As K is faced with his final moments in this world, he thinks he sees movement in the distance. He says to himself, is that mankind? Is help on it’s way? Surely, Kafka must have been hoping that there is help coming for a destructive system that would order a man killed without even telling him what he did wrong or even allowing him to argue his case.
Conclusion
Oddly, I thought as I read the first chapter of this book that it was to be just another boring crime drama. I had missed the subtle cues that Kafka had given me; the interrogators that came to his apartment to arrest him ate his breakfast, stole some of his shirts, and even disrupted his neighbor’s pictures only to tell him that by being under arrest he could be free to do whatever he wanted to! He remarked that being under arrest didn’t really seem to have much importance if that was the case. By the second chapter, the full glimpse of Kafka’s surrealistic and dark but comedic description of the dysfunction of the reductio ad absurdum of government courts had set in and I was hooked.

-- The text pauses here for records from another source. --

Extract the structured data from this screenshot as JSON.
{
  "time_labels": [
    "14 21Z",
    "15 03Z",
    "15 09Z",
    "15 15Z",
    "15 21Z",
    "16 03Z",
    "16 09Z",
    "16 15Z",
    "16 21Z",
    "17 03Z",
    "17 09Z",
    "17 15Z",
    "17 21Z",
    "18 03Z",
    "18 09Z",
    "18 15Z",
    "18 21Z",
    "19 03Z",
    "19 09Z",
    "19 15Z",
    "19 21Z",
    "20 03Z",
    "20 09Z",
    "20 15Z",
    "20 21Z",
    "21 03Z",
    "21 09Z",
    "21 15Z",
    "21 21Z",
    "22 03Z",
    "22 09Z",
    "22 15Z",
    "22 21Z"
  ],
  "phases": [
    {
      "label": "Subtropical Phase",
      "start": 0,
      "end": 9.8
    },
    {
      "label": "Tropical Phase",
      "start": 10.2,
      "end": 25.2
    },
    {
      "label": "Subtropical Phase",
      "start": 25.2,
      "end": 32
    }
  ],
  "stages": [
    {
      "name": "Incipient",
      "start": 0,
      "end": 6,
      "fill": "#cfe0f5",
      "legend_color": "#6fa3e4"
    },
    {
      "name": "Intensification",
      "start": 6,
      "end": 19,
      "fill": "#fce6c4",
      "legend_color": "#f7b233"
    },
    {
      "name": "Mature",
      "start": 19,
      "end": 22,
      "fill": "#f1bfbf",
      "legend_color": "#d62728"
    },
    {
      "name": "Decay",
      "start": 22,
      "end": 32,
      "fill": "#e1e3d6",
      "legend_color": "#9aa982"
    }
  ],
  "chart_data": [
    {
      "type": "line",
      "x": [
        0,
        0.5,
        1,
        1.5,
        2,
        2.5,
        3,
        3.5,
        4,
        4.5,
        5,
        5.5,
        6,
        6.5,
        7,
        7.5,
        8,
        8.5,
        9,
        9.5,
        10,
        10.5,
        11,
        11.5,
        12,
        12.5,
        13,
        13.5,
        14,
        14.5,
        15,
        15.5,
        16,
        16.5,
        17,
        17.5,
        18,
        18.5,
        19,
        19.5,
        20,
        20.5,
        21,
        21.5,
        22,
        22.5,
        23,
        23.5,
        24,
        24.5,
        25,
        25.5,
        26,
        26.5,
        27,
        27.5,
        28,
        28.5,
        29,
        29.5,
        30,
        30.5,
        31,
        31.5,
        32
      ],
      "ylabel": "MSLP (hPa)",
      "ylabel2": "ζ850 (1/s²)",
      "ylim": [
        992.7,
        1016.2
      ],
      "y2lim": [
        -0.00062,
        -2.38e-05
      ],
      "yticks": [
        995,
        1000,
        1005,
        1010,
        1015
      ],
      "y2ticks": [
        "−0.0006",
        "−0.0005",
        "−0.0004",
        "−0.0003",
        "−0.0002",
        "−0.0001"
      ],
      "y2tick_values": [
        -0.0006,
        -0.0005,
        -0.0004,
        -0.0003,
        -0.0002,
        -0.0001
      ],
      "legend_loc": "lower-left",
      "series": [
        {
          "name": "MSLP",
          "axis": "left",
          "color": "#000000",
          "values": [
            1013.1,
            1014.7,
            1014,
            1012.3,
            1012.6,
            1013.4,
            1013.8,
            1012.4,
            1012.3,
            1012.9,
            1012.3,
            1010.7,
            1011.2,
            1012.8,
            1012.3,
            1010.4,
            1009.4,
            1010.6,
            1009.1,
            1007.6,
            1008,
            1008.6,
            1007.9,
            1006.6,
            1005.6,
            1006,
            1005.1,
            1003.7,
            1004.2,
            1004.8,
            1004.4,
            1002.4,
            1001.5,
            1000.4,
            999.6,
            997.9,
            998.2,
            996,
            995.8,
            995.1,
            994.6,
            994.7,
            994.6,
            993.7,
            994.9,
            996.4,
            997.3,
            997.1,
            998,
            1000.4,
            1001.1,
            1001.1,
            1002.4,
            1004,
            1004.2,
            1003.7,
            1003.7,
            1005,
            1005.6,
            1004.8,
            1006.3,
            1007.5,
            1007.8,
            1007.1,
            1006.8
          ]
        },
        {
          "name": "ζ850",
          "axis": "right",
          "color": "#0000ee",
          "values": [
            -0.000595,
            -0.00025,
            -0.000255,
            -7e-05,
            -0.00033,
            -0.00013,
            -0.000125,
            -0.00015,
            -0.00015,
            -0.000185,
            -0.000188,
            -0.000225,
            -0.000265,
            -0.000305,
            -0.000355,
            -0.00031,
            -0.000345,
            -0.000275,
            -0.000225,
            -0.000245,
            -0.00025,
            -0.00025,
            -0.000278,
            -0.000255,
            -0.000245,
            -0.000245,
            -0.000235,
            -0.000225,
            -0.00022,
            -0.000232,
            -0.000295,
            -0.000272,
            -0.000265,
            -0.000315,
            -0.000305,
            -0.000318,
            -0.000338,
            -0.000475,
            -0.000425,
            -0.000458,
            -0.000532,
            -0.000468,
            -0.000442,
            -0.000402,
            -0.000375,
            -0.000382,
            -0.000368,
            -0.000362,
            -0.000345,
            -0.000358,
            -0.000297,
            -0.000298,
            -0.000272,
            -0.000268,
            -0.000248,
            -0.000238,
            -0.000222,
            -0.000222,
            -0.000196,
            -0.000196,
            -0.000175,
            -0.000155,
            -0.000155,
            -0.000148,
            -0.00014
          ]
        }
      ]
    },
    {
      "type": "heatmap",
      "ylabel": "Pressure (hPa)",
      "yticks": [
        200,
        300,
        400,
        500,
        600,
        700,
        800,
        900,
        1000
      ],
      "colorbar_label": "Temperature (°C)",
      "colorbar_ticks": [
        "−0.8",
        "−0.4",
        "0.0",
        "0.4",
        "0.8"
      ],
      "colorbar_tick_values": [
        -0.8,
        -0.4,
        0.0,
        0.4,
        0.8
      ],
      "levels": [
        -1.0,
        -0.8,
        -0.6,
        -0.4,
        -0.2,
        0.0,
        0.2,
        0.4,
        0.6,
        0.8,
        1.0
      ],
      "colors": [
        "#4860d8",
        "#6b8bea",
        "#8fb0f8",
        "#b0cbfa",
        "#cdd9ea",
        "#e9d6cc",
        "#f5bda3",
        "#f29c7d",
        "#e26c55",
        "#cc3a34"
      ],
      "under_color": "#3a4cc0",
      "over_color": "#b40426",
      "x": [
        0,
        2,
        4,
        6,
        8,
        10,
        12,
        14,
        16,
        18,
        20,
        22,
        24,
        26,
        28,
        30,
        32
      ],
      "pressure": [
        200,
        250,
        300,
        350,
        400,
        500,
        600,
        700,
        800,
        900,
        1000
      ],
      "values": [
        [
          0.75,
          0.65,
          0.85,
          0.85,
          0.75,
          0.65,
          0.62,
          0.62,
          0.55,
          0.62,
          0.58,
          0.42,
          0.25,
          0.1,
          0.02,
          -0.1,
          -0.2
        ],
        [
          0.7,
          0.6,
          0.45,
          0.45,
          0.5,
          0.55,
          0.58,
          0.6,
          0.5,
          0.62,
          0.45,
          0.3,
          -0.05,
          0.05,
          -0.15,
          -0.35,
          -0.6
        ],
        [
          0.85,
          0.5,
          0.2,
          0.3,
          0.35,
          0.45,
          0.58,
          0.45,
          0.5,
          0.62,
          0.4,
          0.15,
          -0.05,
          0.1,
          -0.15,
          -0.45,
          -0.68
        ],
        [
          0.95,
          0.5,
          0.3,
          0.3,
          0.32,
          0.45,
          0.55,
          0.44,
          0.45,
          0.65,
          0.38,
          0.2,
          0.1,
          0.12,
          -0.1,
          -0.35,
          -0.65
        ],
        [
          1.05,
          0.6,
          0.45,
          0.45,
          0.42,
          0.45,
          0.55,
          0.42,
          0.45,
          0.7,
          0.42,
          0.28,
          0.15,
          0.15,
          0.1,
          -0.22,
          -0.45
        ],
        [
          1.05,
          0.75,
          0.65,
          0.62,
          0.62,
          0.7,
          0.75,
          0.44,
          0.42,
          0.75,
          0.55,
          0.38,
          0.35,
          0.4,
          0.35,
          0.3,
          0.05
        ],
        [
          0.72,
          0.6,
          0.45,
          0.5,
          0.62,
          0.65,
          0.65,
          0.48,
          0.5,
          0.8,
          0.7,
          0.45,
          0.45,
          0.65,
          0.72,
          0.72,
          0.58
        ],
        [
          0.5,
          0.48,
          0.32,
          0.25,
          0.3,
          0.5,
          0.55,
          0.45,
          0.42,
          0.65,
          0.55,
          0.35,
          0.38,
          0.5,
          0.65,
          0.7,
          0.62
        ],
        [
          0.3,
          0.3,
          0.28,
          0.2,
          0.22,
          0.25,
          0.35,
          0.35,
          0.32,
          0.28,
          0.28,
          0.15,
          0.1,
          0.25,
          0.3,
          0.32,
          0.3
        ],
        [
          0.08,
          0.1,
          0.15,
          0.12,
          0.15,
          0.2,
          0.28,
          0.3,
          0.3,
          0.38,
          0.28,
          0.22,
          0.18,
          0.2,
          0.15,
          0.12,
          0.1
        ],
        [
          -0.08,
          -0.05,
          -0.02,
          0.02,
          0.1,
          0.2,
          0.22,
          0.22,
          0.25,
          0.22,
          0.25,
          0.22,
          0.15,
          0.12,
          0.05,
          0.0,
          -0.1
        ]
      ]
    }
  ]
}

One particularly striking instance in the book was one in which K found himself lost in a maze of bureaucratic hallways and offices and could not find his way out. He started to get sick when an office worker told him that the air there was terrible and people set their laundry inside the building to dry which corrupted the air. There were no windows and fresh air was not accessible, but he would get used to it eventually! When they did bring him outside, he began to feel relieved as he breathed the fresh air yet the office workers started to feel sick from being outside their caverns.
Such is the stark contrast between those who work inside the bureaucracy and those merely accosted by it. It’s almost as though even the air they breathe is different. Hopefully someday we can make society into the win-win of the market and capitalism instead of the win-lose of politics.
“You see, everything belongs to the Court.”